Let's return to our Alteryx workflow and consider the pink models. That is, the models concluding December 26th. For demonstration purposes, we've customized the second pink model so that the parameters include one level of seasonal differencing. In the third pink model, we specify two levels of seasonal differencing. We've similarly created two additional blue models. That is, the series concluding December 19th. As you might expect, the second blue model has been customized with one level of seasonal differencing, while the third blue model has been customized with two levels of seasonal differencing. This can be seen in the configuration window for the Arima tool in question. If we consider the output from the two additional pink models first, we can see that two separate forecasts have been generated.

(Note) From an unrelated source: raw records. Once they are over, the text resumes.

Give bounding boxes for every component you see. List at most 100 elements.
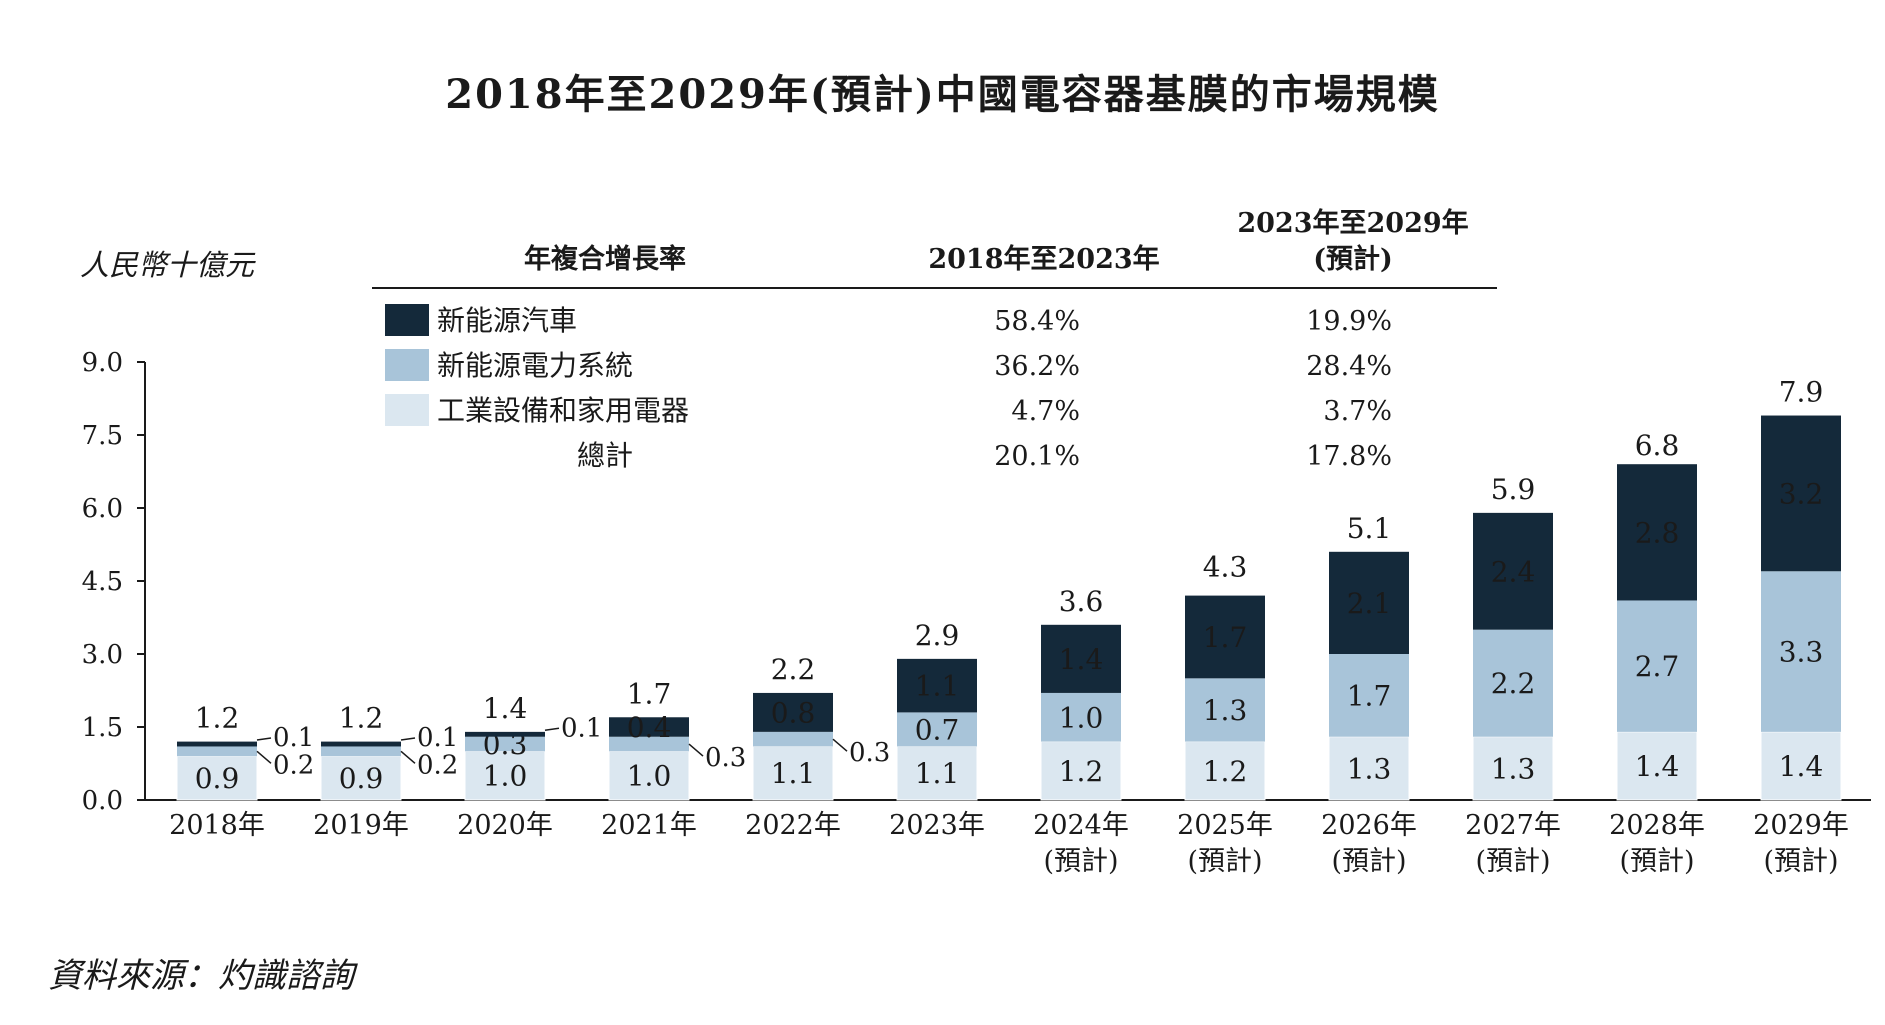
- x-tick-label: 2029年: [1753, 810, 1849, 841]
- x-tick-label: 2028年: [1609, 810, 1705, 841]
- data-label: 1.3: [1347, 752, 1392, 785]
- x-tick-label: (預計): [1475, 846, 1550, 877]
- x-tick-label: 2018年: [169, 810, 265, 841]
- data-label: 2.1: [1347, 587, 1392, 620]
- total-label: 1.2: [339, 702, 384, 735]
- outside-data-label: 0.3: [849, 738, 890, 768]
- bar-segment-industrial: [1328, 736, 1410, 801]
- data-label: 2.7: [1635, 650, 1680, 683]
- leader-line: [688, 743, 704, 757]
- bar-segment-nev: [321, 741, 401, 747]
- bar-segment-industrial: [1040, 741, 1122, 801]
- bar-segment-power: [177, 746, 257, 757]
- bar-segment-power: [1761, 571, 1841, 732]
- bar-segment-industrial: [1472, 736, 1554, 801]
- data-label: 2.8: [1635, 516, 1680, 549]
- data-label: 1.1: [771, 757, 816, 790]
- total-label: 6.8: [1635, 429, 1680, 462]
- legend-label: 新能源電力系統: [437, 349, 633, 382]
- data-label: 1.7: [1347, 679, 1392, 712]
- legend-swatch-power: [385, 349, 429, 381]
- bar-segment-nev: [1041, 624, 1121, 693]
- data-label: 1.1: [915, 757, 960, 790]
- total-label: 1.2: [195, 702, 240, 735]
- bar-segment-nev: [177, 741, 257, 747]
- y-tick-label: 3.0: [82, 640, 123, 670]
- data-label: 1.0: [1059, 701, 1104, 734]
- x-tick-label: 2020年: [457, 810, 553, 841]
- bar-segment-power: [753, 731, 833, 747]
- data-label: 1.0: [627, 760, 672, 793]
- legend-label: 新能源汽車: [437, 304, 577, 337]
- x-tick-label: (預計): [1187, 846, 1262, 877]
- total-label: 7.9: [1779, 376, 1824, 409]
- total-label: 1.4: [483, 692, 528, 725]
- cagr-value-2018-2023: 20.1%: [994, 441, 1080, 472]
- total-label: 4.3: [1203, 551, 1248, 584]
- bar-segment-industrial: [896, 745, 978, 801]
- data-label: 3.3: [1779, 636, 1824, 669]
- y-tick-label: 1.5: [82, 713, 123, 743]
- leader-line: [256, 737, 272, 741]
- total-label: 3.6: [1059, 585, 1104, 618]
- leader-line: [256, 750, 272, 764]
- data-label: 0.7: [915, 713, 960, 746]
- outside-data-label: 0.2: [417, 750, 458, 780]
- bar-segment-industrial: [1184, 741, 1266, 801]
- data-label: 1.4: [1779, 750, 1824, 783]
- data-label: 0.9: [339, 762, 384, 795]
- cagr-col2-header: 2023年至2029年: [1237, 207, 1468, 239]
- data-label: 3.2: [1779, 477, 1824, 510]
- cagr-value-2023-2029: 3.7%: [1323, 396, 1392, 427]
- x-tick-label: (預計): [1763, 846, 1838, 877]
- cagr-value-2023-2029: 19.9%: [1306, 306, 1392, 337]
- source-note: 資料來源：灼識諮詢: [48, 956, 354, 996]
- outside-data-label: 0.1: [273, 723, 314, 753]
- chart-title: 2018年至2029年(預計)中國電容器基膜的市場規模: [445, 71, 1440, 118]
- data-label: 2.4: [1491, 555, 1536, 588]
- data-label: 1.1: [915, 670, 960, 703]
- bar-segment-power: [897, 712, 977, 747]
- data-label: 1.3: [1491, 752, 1536, 785]
- data-label: 2.2: [1491, 667, 1536, 700]
- legend-label-total: 總計: [577, 439, 633, 472]
- cagr-header-label: 年複合增長率: [524, 243, 686, 275]
- y-tick-label: 7.5: [82, 421, 123, 451]
- data-label: 1.3: [1203, 694, 1248, 727]
- total-label: 2.2: [771, 653, 816, 686]
- cagr-col1-header: 2018年至2023年: [928, 243, 1159, 275]
- x-tick-label: 2019年: [313, 810, 409, 841]
- bar-segment-power: [465, 736, 545, 752]
- bar-segment-nev: [1473, 512, 1553, 630]
- bar-segment-nev: [897, 658, 977, 713]
- cagr-value-2018-2023: 4.7%: [1011, 396, 1080, 427]
- data-label: 0.4: [627, 711, 672, 744]
- x-tick-label: 2021年: [601, 810, 697, 841]
- bar-segment-nev: [1185, 595, 1265, 679]
- data-label: 0.9: [195, 762, 240, 795]
- outside-data-label: 0.3: [705, 743, 746, 773]
- cagr-value-2023-2029: 28.4%: [1306, 351, 1392, 382]
- leader-line: [400, 737, 416, 741]
- bar-segment-nev: [465, 731, 545, 737]
- bar-segment-nev: [1761, 415, 1841, 572]
- x-tick-label: 2024年: [1033, 810, 1129, 841]
- y-tick-label: 4.5: [82, 567, 123, 597]
- total-label: 2.9: [915, 619, 960, 652]
- bar-segment-power: [1329, 654, 1409, 737]
- bar-segment-power: [1473, 629, 1553, 737]
- leader-line: [544, 727, 560, 732]
- x-tick-label: 2023年: [889, 810, 985, 841]
- total-label: 5.9: [1491, 473, 1536, 506]
- bar-segment-nev: [609, 717, 689, 737]
- bar-segment-power: [609, 736, 689, 752]
- bar-segment-power: [1185, 678, 1265, 742]
- outside-data-label: 0.2: [273, 750, 314, 780]
- cagr-value-2018-2023: 36.2%: [994, 351, 1080, 382]
- bar-segment-power: [1617, 600, 1697, 732]
- x-tick-label: (預計): [1619, 846, 1694, 877]
- x-tick-label: (預計): [1043, 846, 1118, 877]
- data-label: 0.8: [771, 696, 816, 729]
- leader-line: [400, 750, 416, 764]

The interesting difference comes with the blue models. Whereas the first blue model, the out-of-the-box, not customized version, resulted in a forecast with a flat mean, the two customized models display more typical seasonal forecasts. Which model is best? When it comes to time series forecasts, the best-fitting model is simply the model that explains the greater proportion of the trend, leaving the smallest unexplained noise. However, this way of thinking gives rise to the risk of overfitting. We could tweak our models in such a way that they practically mirror the historic data. This does not mean that they will have any success forecasting future data. This is why we went to the trouble of using the samples tool in our lessons. In doing so, we were able to send a portion of our data through the Arima and ETS tools, deriving various models. We then tested our model against the validation set, i.e., unknown data.
How the model performs against this new data is the real test in determining which model is best.
This concludes our look at the time series tools in Alteryx. Throughout these lessons, we've given you a good base of how to perform time series forecasting, and when it might be appropriate to customize time series tools.